We describe how selectively maintaining high-value actions in a manner that reduces information content helps to resolve the exploration/exploitation dilemma during a reinforcement-based timing task. By definition, the information content (i.e., Shannon’s entropy) of the value representation controls the shift from exploration to exploitation. When subjective values for different actions are similar, the entropy is high, inducing exploration. Under selective maintenance, entropy declines as the agent preferentially maps the most valuable parts of the environment and forgets the rest, facilitating exploitation. We demonstrate in silico that this memory-constrained algorithm performs as well as cognitively demanding uncertainty-driven exploration, even though the latter yields a more accurate representation of the contingency.
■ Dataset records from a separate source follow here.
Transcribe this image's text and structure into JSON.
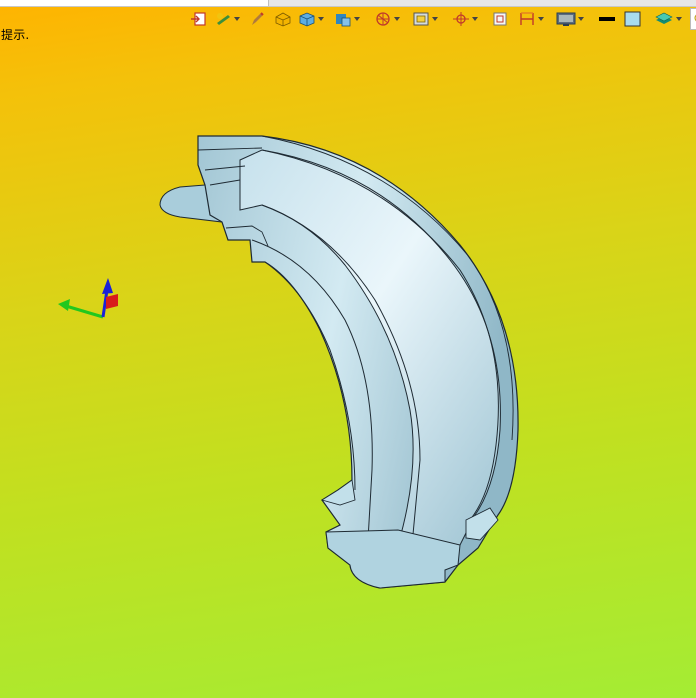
{
  "hint_label": "提示.",
  "toolbar": {
    "buttons": [
      {
        "name": "exit-sketch-icon"
      },
      {
        "name": "light-bulb-edit-icon",
        "dropdown": true
      },
      {
        "name": "pencil-icon"
      },
      {
        "name": "box-shade-icon"
      },
      {
        "name": "cube-view-icon",
        "dropdown": true
      },
      {
        "name": "view-cube-blue-icon",
        "dropdown": true
      },
      {
        "name": "section-circle-icon",
        "dropdown": true
      },
      {
        "name": "frame-view-icon",
        "dropdown": true
      },
      {
        "name": "target-icon",
        "dropdown": true
      },
      {
        "name": "window-fit-icon"
      },
      {
        "name": "dimension-icon",
        "dropdown": true
      },
      {
        "name": "monitor-icon",
        "dropdown": true
      },
      {
        "name": "line-color-black-icon"
      },
      {
        "name": "face-color-blue-icon"
      },
      {
        "name": "layer-stack-icon",
        "dropdown": true
      },
      {
        "name": "light-icon"
      }
    ]
  },
  "colors": {
    "background_top": "#ffb300",
    "background_bottom": "#a4ec34",
    "part_face": "#b7d6e2",
    "part_edge": "#1e2a33",
    "axis_x": "#22c81e",
    "axis_y": "#d81c1c",
    "axis_z": "#1a22d8"
  }
}
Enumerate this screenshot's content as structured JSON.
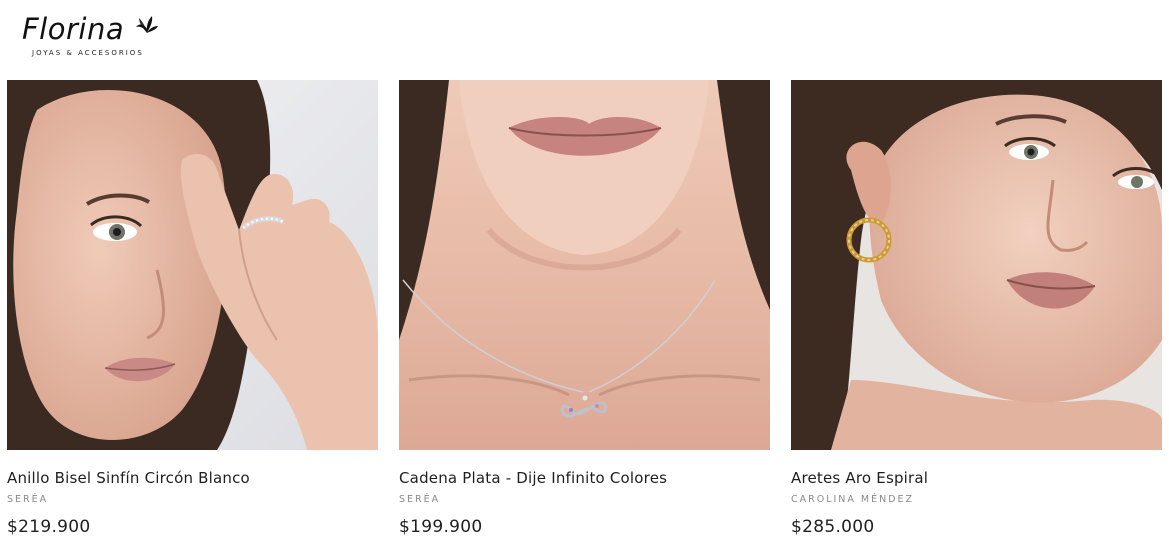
{
  "store": {
    "logo_word": "Florina",
    "logo_tagline": "JOYAS & ACCESORIOS",
    "logo_icon": "leaf-icon"
  },
  "colors": {
    "skin": "#e9c3b0",
    "hair": "#3a2a22",
    "lips": "#c98a86",
    "background": "#ffffff",
    "muted_text": "#8a8a8a"
  },
  "products": [
    {
      "name": "Anillo Bisel Sinfín Circón Blanco",
      "brand": "SERÉA",
      "price": "$219.900",
      "image": "model-with-ring-photo"
    },
    {
      "name": "Cadena Plata - Dije Infinito Colores",
      "brand": "SERÉA",
      "price": "$199.900",
      "image": "model-with-necklace-photo"
    },
    {
      "name": "Aretes Aro Espiral",
      "brand": "CAROLINA MÉNDEZ",
      "price": "$285.000",
      "image": "model-with-hoop-earring-photo"
    }
  ]
}
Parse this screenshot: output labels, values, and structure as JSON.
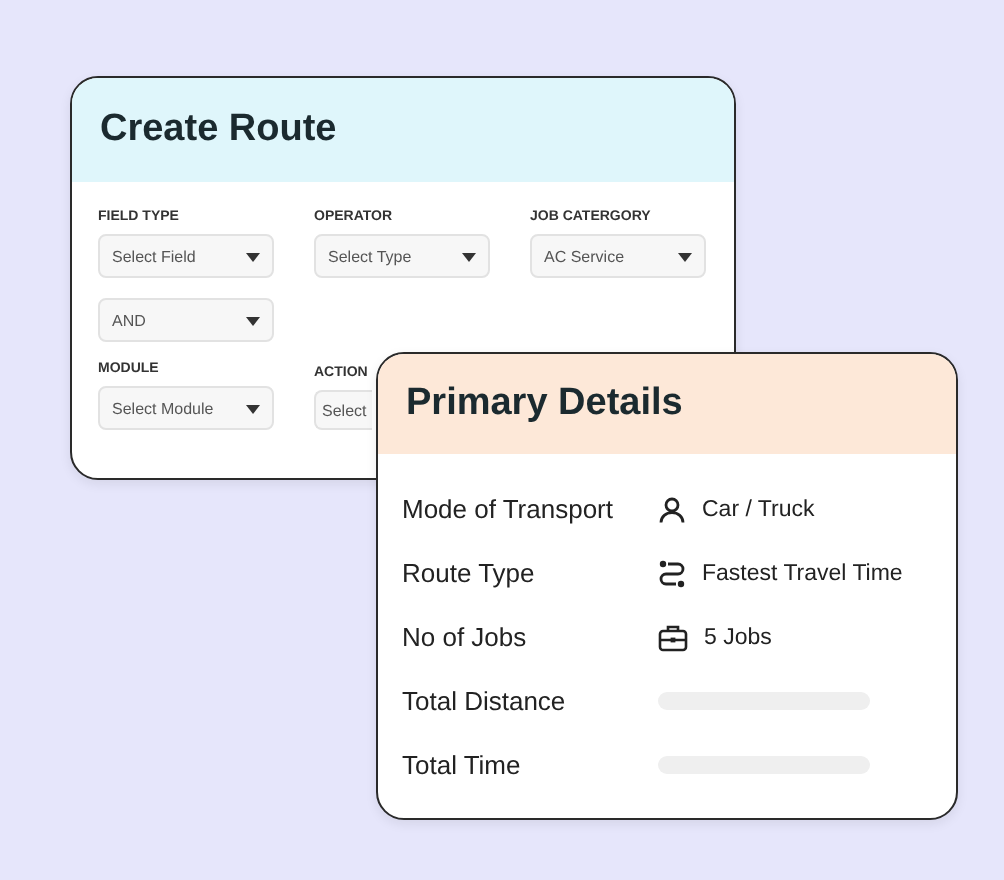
{
  "create_route": {
    "title": "Create Route",
    "fields": [
      {
        "label": "FIELD TYPE",
        "value": "Select Field"
      },
      {
        "label": "OPERATOR",
        "value": "Select Type"
      },
      {
        "label": "JOB CATERGORY",
        "value": "AC Service"
      },
      {
        "value": "AND"
      },
      {
        "label": "MODULE",
        "value": "Select Module"
      },
      {
        "label": "ACTION",
        "value": "Select"
      }
    ]
  },
  "primary_details": {
    "title": "Primary Details",
    "rows": [
      {
        "label": "Mode of Transport",
        "kind": "person",
        "value": "Car / Truck"
      },
      {
        "label": "Route Type",
        "kind": "route",
        "value": "Fastest Travel Time"
      },
      {
        "label": "No of Jobs",
        "kind": "briefcase",
        "value": "5 Jobs"
      },
      {
        "label": "Total Distance",
        "kind": "empty"
      },
      {
        "label": "Total Time",
        "kind": "empty"
      }
    ]
  }
}
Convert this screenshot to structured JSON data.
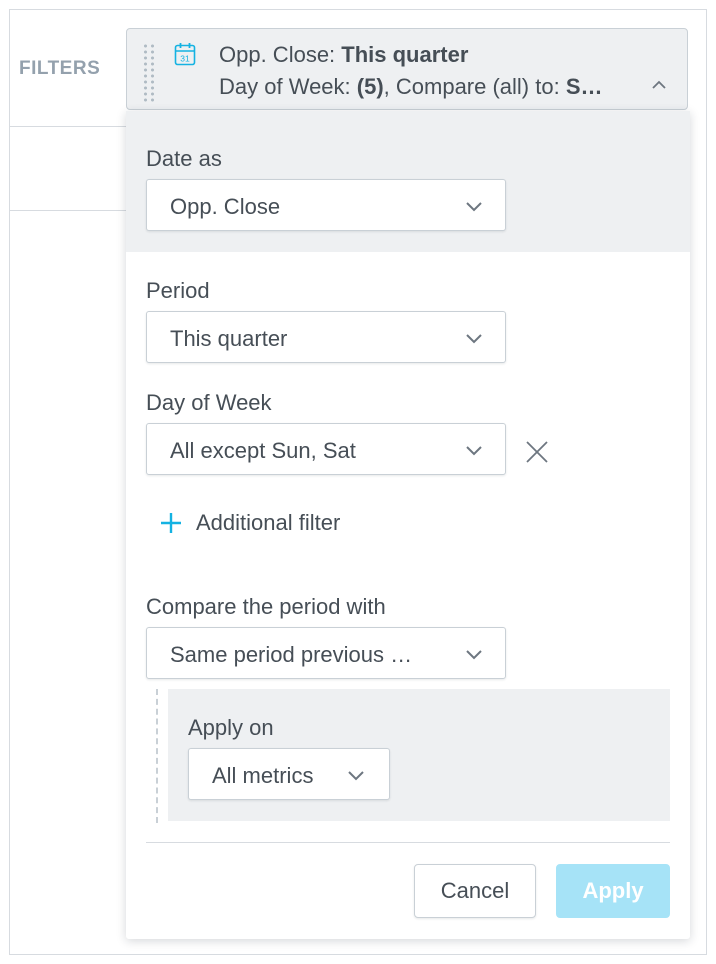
{
  "filters_label": "FILTERS",
  "chip": {
    "line1_prefix": "Opp. Close: ",
    "line1_value": "This quarter",
    "line2_day_label": "Day of Week: ",
    "line2_day_count": "(5)",
    "line2_compare_label": ", Compare (all) to: ",
    "line2_compare_value": "S…",
    "calendar_day": "31",
    "icon": "calendar-icon",
    "caret_icon": "chevron-up-icon",
    "accent_color": "#14b2e2"
  },
  "date_as": {
    "label": "Date as",
    "value": "Opp. Close"
  },
  "period": {
    "label": "Period",
    "value": "This quarter"
  },
  "day_of_week": {
    "label": "Day of Week",
    "value": "All except Sun, Sat",
    "remove_icon": "close-icon"
  },
  "additional_filter": {
    "label": "Additional filter",
    "icon": "plus-icon"
  },
  "compare": {
    "label": "Compare the period with",
    "value": "Same period previous …"
  },
  "apply_on": {
    "label": "Apply on",
    "value": "All metrics"
  },
  "buttons": {
    "cancel": "Cancel",
    "apply": "Apply",
    "apply_color": "#a6e3f7"
  }
}
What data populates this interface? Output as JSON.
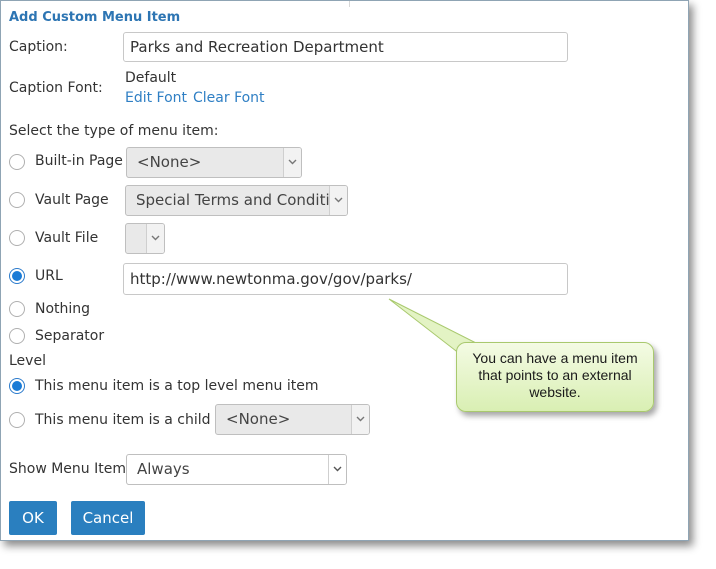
{
  "dialog": {
    "title": "Add Custom Menu Item",
    "caption_label": "Caption:",
    "caption_value": "Parks and Recreation Department",
    "caption_font_label": "Caption Font:",
    "caption_font_value": "Default",
    "edit_font": "Edit Font",
    "clear_font": "Clear Font",
    "type_label": "Select the type of menu item:",
    "types": [
      {
        "label": "Built-in Page",
        "selected": false,
        "select_value": "<None>"
      },
      {
        "label": "Vault Page",
        "selected": false,
        "select_value": "Special Terms and Conditic"
      },
      {
        "label": "Vault File",
        "selected": false,
        "select_value": ""
      },
      {
        "label": "URL",
        "selected": true,
        "input_value": "http://www.newtonma.gov/gov/parks/"
      },
      {
        "label": "Nothing",
        "selected": false
      },
      {
        "label": "Separator",
        "selected": false
      }
    ],
    "level_label": "Level",
    "level_top": "This menu item is a top level menu item",
    "level_child": "This menu item is a child of",
    "level_child_select": "<None>",
    "show_label": "Show Menu Item:",
    "show_value": "Always",
    "ok": "OK",
    "cancel": "Cancel"
  },
  "callout": {
    "text": "You can have a menu item that points to an external website."
  },
  "colors": {
    "title": "#2d75b3",
    "link": "#2f7fc4",
    "button": "#2a7fbf",
    "radio_selected": "#1a7bd6",
    "callout_top": "#f4fbe4",
    "callout_bottom": "#d9efb3"
  }
}
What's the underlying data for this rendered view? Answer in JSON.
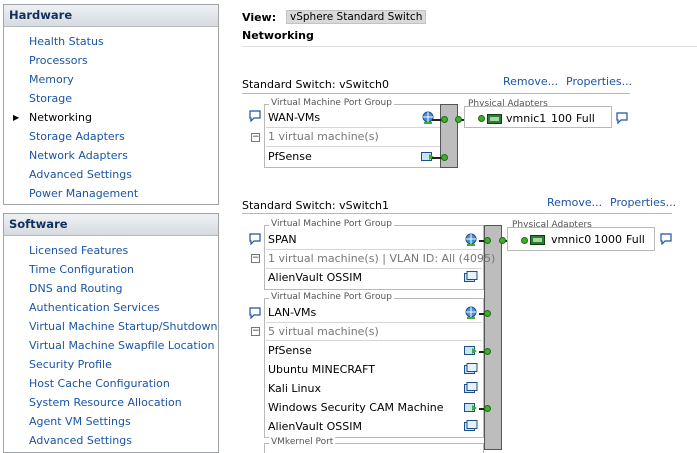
{
  "hardware": {
    "header": "Hardware",
    "items": [
      "Health Status",
      "Processors",
      "Memory",
      "Storage",
      "Networking",
      "Storage Adapters",
      "Network Adapters",
      "Advanced Settings",
      "Power Management"
    ],
    "selected": "Networking"
  },
  "software": {
    "header": "Software",
    "items": [
      "Licensed Features",
      "Time Configuration",
      "DNS and Routing",
      "Authentication Services",
      "Virtual Machine Startup/Shutdown",
      "Virtual Machine Swapfile Location",
      "Security Profile",
      "Host Cache Configuration",
      "System Resource Allocation",
      "Agent VM Settings",
      "Advanced Settings"
    ]
  },
  "main": {
    "view_label": "View:",
    "view_value": "vSphere Standard Switch",
    "heading": "Networking"
  },
  "switches": [
    {
      "title": "Standard Switch: vSwitch0",
      "remove": "Remove...",
      "properties": "Properties...",
      "groups": [
        {
          "group_label": "Virtual Machine Port Group",
          "name": "WAN-VMs",
          "vm_count": "1 virtual machine(s)",
          "vms": [
            "PfSense"
          ]
        }
      ],
      "adapters_label": "Physical Adapters",
      "adapter": {
        "name": "vmnic1",
        "speed": "100",
        "duplex": "Full"
      }
    },
    {
      "title": "Standard Switch: vSwitch1",
      "remove": "Remove...",
      "properties": "Properties...",
      "groups": [
        {
          "group_label": "Virtual Machine Port Group",
          "name": "SPAN",
          "vm_count": "1 virtual machine(s) | VLAN ID: All (4095)",
          "vms": [
            "AlienVault OSSIM"
          ]
        },
        {
          "group_label": "Virtual Machine Port Group",
          "name": "LAN-VMs",
          "vm_count": "5 virtual machine(s)",
          "vms": [
            "PfSense",
            "Ubuntu MINECRAFT",
            "Kali Linux",
            "Windows Security CAM Machine",
            "AlienVault OSSIM"
          ]
        },
        {
          "group_label": "VMkernel Port"
        }
      ],
      "adapters_label": "Physical Adapters",
      "adapter": {
        "name": "vmnic0",
        "speed": "1000",
        "duplex": "Full"
      }
    }
  ],
  "colors": {
    "link": "#1a55a5",
    "header_text": "#10305e",
    "port_connected": "#3fae2a"
  }
}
Human behavior is best captured by a selective maintenance model. Information dynamics consistent with selective maintenance are most pronounced in better-performing subjects, in those with higher non-verbal intelligence, and in learnable vs. unlearnable contingencies. In summary, when the action space is large, strategic maintenance of value information reduces cognitive load and facilitates the transition from exploration to exploitation. High entropy recruited a dorsal attention network, the activity of which was blunted in individuals with borderline personality disorder.